The continued retirement of coal-fired power across the US in 2022 is promising to make generators more reliant on natural gas this winter. As fuel-switching capacity in the US power market dwindles, increasingly price-inelastic demand for gas could add more fuel to the rally in gas prices this winter.
In 2022, US power generators have already shuttered nearly 10.3 GW of coal-fired generating capacity. Before the end of this year, another 3.3 GW of coal capacity is also scheduled for retirement.
The Midcontinent Independent System Operator leads the US in coal retirements so far this year, shuttering nearly 4.5 GW of capacity through October. PJM Interconnection is a close second, closing just over 4 GW of coal capacity. Retirements in FRCC, SERC and the Desert Southwest combined total nearly 1.8 GW so far this year, data from S&P Global Commodity Insights shows.

This summer, coal capacity retirements made over the past year helped to fuel a record-high season for power burn demand. From June to August, US generators burned a record-high 42.6 Bcf/d outpacing, last summer’s average by 3.7 Bcf, or nearly 10%. Despite record-high prices for Henry Hub gas this summer, power burn demand also exceeded the prior summer record set in 2020 when gas prices below $2 prompted many generators to switch away from coal-fired to gas-fired generation.
As US coal retirements continue, fuel switching among thermal power sources is no longer an option for many generators, making much of the US power market a price-taker for gas. For that reason, this winter could be another record one for power burn demand – regardless of how high gas prices go.

Outlook
During this winter’s peak heating-demand months from December 2022 to February 2023, US power burn is forecast to outpace the record 2019-2020 winter season when low gas prices lifted generator demand to an average 29.9 Bcf/d over the same three-month period, data from S&P Global shows.

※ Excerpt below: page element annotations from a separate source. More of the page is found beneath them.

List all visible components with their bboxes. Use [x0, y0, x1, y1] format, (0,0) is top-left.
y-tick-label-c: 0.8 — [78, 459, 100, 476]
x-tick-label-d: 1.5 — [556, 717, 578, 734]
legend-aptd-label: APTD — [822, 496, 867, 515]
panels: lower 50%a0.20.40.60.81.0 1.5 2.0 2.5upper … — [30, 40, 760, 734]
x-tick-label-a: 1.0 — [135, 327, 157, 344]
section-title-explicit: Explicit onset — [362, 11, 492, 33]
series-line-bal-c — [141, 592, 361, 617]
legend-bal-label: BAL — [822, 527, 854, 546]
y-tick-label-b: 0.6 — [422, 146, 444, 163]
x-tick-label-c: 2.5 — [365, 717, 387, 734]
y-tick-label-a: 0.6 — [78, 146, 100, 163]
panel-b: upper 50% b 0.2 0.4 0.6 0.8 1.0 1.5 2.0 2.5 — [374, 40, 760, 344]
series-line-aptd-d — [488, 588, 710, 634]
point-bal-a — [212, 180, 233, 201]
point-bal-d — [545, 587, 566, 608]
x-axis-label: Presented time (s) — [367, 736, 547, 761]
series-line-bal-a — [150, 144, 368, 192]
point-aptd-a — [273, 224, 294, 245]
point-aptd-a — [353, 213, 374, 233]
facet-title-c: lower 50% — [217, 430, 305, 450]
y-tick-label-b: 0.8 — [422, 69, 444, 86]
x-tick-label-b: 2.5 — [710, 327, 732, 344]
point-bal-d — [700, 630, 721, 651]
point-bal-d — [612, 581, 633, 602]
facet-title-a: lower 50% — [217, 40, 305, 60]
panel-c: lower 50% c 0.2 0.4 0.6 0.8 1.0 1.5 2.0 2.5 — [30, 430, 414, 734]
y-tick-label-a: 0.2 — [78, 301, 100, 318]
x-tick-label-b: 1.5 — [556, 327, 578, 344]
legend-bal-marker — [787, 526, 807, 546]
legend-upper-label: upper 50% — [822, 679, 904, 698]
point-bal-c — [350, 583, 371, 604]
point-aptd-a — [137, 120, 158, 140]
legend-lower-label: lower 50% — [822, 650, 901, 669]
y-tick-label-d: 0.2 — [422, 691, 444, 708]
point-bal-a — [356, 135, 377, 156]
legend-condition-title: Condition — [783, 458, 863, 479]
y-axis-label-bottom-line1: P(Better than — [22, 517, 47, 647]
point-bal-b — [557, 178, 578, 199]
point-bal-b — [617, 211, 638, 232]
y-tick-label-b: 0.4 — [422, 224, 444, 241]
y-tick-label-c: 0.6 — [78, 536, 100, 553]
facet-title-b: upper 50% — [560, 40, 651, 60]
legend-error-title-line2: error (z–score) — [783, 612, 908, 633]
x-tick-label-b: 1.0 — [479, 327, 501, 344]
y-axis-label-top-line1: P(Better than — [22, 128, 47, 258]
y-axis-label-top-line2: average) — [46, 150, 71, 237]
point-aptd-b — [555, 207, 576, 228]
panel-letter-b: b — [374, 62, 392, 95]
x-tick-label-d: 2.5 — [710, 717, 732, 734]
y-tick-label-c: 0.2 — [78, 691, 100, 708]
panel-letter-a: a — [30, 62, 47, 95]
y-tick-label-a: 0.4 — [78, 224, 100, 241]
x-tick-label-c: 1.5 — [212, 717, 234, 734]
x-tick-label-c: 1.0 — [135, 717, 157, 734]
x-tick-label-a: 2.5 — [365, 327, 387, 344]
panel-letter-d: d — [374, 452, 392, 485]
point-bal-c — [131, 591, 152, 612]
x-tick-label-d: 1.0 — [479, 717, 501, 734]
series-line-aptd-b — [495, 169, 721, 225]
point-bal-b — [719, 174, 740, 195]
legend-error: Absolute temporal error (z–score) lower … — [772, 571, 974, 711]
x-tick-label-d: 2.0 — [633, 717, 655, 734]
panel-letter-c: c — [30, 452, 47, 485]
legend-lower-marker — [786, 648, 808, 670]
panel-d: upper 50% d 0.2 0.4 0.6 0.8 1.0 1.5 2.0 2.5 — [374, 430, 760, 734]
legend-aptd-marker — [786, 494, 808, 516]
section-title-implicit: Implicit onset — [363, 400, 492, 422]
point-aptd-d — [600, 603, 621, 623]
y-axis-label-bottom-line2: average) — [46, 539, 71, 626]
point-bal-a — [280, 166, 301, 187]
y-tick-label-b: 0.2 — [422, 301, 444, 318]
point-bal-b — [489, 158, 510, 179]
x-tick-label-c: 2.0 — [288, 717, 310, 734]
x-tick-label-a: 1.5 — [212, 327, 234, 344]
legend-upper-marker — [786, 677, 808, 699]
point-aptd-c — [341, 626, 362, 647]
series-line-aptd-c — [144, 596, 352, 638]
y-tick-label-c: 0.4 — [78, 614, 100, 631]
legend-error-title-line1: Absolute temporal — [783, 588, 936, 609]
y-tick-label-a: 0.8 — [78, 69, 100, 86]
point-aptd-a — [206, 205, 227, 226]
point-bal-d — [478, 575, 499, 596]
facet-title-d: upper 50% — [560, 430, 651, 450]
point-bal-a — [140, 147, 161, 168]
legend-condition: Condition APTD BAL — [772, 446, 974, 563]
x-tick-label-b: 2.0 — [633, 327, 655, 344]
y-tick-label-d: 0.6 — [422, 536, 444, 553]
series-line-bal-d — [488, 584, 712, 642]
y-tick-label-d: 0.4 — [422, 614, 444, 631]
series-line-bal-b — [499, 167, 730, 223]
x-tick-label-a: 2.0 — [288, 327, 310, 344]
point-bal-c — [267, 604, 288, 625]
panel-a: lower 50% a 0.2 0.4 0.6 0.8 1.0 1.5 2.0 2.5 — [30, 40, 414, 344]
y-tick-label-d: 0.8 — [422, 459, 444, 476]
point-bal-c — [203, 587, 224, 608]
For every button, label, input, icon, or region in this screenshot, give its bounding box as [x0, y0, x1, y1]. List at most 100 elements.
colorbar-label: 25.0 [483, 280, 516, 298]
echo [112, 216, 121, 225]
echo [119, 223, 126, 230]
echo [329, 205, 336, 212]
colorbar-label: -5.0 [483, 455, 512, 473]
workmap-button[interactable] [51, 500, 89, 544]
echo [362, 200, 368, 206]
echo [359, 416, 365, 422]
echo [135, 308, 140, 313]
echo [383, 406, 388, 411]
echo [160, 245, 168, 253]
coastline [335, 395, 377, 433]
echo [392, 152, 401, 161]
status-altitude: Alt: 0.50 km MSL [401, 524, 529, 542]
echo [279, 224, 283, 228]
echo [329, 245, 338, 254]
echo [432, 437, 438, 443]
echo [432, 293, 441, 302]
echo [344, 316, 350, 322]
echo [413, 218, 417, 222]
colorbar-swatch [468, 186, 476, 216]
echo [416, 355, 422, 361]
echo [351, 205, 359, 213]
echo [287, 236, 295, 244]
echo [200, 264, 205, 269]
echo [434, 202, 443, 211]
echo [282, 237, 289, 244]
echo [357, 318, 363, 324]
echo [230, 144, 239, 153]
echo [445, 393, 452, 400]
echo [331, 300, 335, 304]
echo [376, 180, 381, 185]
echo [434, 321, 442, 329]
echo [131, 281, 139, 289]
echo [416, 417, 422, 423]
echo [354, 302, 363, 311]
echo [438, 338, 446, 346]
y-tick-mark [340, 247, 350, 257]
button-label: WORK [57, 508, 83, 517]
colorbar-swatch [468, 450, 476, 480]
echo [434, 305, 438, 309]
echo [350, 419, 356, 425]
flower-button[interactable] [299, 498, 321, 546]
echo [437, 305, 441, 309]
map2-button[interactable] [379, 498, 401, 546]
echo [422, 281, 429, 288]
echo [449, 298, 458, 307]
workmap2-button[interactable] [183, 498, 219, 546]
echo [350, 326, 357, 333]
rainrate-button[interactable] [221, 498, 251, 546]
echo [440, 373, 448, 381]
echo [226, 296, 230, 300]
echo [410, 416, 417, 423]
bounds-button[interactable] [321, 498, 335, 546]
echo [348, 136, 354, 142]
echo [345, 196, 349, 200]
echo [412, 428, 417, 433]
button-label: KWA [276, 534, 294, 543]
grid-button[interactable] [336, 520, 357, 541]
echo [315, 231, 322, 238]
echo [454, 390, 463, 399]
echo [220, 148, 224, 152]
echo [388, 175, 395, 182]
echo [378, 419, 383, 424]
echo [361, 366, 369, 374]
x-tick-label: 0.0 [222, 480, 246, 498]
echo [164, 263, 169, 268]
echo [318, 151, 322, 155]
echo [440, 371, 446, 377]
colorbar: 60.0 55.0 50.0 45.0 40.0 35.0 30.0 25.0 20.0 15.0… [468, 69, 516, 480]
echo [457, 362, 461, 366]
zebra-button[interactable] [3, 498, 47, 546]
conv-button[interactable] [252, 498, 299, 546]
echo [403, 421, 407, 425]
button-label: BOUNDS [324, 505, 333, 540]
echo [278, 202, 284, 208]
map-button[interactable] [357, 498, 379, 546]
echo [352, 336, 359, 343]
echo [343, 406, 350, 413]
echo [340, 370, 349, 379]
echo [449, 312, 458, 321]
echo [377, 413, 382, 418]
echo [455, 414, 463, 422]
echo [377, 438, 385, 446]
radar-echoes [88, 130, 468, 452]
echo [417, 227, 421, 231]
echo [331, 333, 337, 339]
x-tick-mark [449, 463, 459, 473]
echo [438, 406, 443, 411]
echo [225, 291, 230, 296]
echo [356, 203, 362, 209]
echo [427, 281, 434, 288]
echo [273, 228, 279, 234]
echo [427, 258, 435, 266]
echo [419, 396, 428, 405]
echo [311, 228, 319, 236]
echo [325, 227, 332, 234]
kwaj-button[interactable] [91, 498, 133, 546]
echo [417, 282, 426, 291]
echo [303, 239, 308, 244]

The record forecast for power demand this winter comes despite high gas prices. From December to February, forward gas markets are pricing the US benchmark Henry Hub at an average $6.97/MMBtu – the highest winter forward price in over a decade. Despite that, and thanks to continued US coal plant retirements, most generators will likely have little choice but to use gas as their baseload, peaking and/or intermittent thermal fuel source.
The record-high power burn forecast from S&P Global Commodity Insights, however, is calculated based on weather-normal demand. While a milder winter could weaken the power burn outcomes this season, colder-than-average temperatures could also mean generator demand outperforms the forecast.